Sutjidra mengatakan, perjalanan panjang Buleleng dari masa kerajaan hingga era digital menunjukkan kemampuan masyarakat untuk beradaptasi dengan perubahan tanpa meninggalkan identitas budaya. Karena itu, tradisi menurutnya perlu diberi ruang baru agar tetap hidup dan dapat diterima oleh generasi masa kini. “Kita ingin menunjukkan bahwa tradisi bukan sesuatu yang harus ditinggalkan ketika zaman berubah,” ujarnya.

Rangkaian Buleleng Festival 2026 berlangsung selama enam hari dengan kegiatan yang tersebar di sejumlah titik. Panggung utama berada di Zona A, kawasan Tugu Singa Ambara Raja, sedangkan Zona C berada di kawasan Catus Pata Singaraja. Pertunjukan seni juga digelar di kawasan Kantor BKAD dan DPRD Kabupaten Buleleng.

Sementara itu, Gedung Wanita Laksmigraha dan Galeri Singa Ambara Raja digunakan untuk menampilkan produk UMKM, kriya, dan kerajinan tangan. Buleleng Digital Expo digelar di Ruang Terbuka Hijau Rumah Jabatan Bupati, sedangkan kuliner ditempatkan di sepanjang Jalan Veteran dan sekitarnya. Sarasehan dan seminar dilaksanakan di Wantilan Sasana Budaya.

“Keseluruhan rangkaian ini kita hadirkan sebagai sebuah ekosistem kebudayaan yang tidak hanya berbicara mengenai seni pertunjukan, tetapi juga tentang pengetahuan, kreativitas, ekonomi masyarakat, teknologi dan masa depan Buleleng,” kata Sutjidra.

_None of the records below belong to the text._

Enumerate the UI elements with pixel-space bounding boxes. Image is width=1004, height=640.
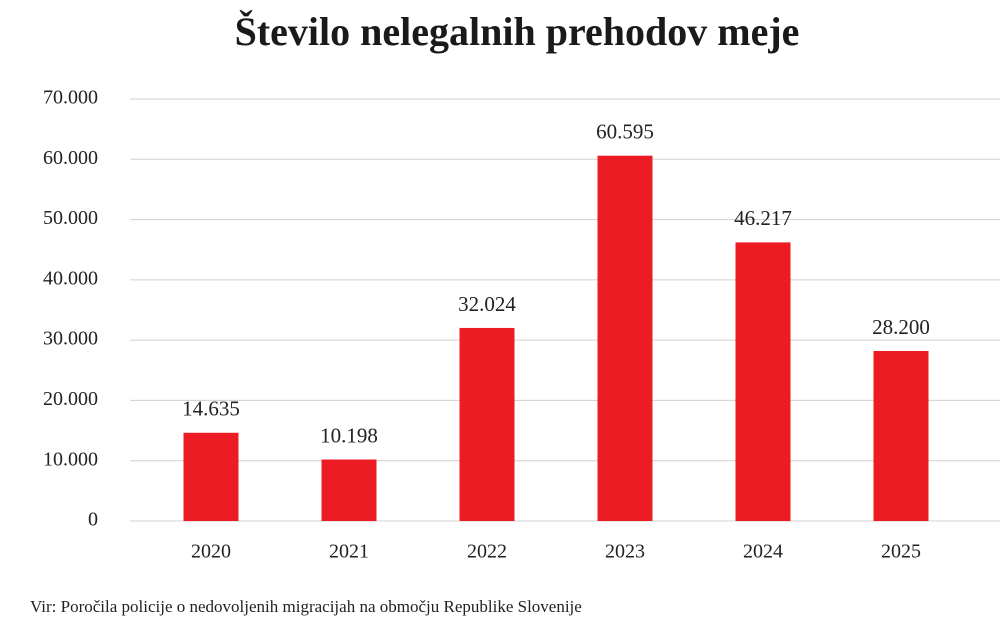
y-tick-label: 60.000 — [43, 147, 98, 169]
y-tick-label: 70.000 — [43, 87, 98, 109]
y-tick-label: 10.000 — [43, 448, 98, 470]
x-tick-label: 2022 — [467, 541, 507, 563]
chart-title: Število nelegalnih prehodov meje — [235, 9, 800, 54]
x-tick-label: 2021 — [329, 541, 369, 563]
source-note: Vir: Poročila policije o nedovoljenih mi… — [30, 597, 582, 616]
bar — [597, 155, 653, 521]
y-tick-label: 40.000 — [43, 267, 98, 289]
y-tick-label: 50.000 — [43, 207, 98, 229]
bar — [183, 432, 239, 521]
bar — [459, 327, 515, 521]
value-label: 28.200 — [872, 315, 930, 339]
x-tick-label: 2023 — [605, 541, 645, 563]
x-tick-label: 2020 — [191, 541, 231, 563]
y-tick-label: 0 — [88, 509, 98, 531]
bar — [735, 242, 791, 522]
value-label: 46.217 — [734, 206, 792, 230]
x-tick-label: 2025 — [881, 541, 921, 563]
y-tick-label: 30.000 — [43, 328, 98, 350]
value-label: 14.635 — [182, 397, 240, 421]
value-label: 60.595 — [596, 120, 654, 144]
bar — [873, 350, 929, 521]
bar — [321, 459, 377, 521]
x-tick-label: 2024 — [743, 541, 783, 563]
value-label: 32.024 — [458, 292, 516, 316]
value-label: 10.198 — [320, 423, 378, 447]
y-tick-label: 20.000 — [43, 388, 98, 410]
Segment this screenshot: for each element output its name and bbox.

Gubernur Bali Wayan Koster dalam sambutannya menilai Buleleng Festival menjadi wadah untuk memperlihatkan karakter khas kesenian Buleleng. Ia meminta kekuatan seni Buleleng yang selama ini memberi warna terhadap perkembangan kesenian Bali tetap dijaga, dikembangkan, dan mendapat ruang regenerasi. “Mari kita teguhkan komitmen untuk melanjutkan gelora kesenian di Bumi Panji Sakti. Mari kita pacu semangat dan kreativitas dan secara konsisten melakukan regenerasi seniman-seniman muda,” kata Koster.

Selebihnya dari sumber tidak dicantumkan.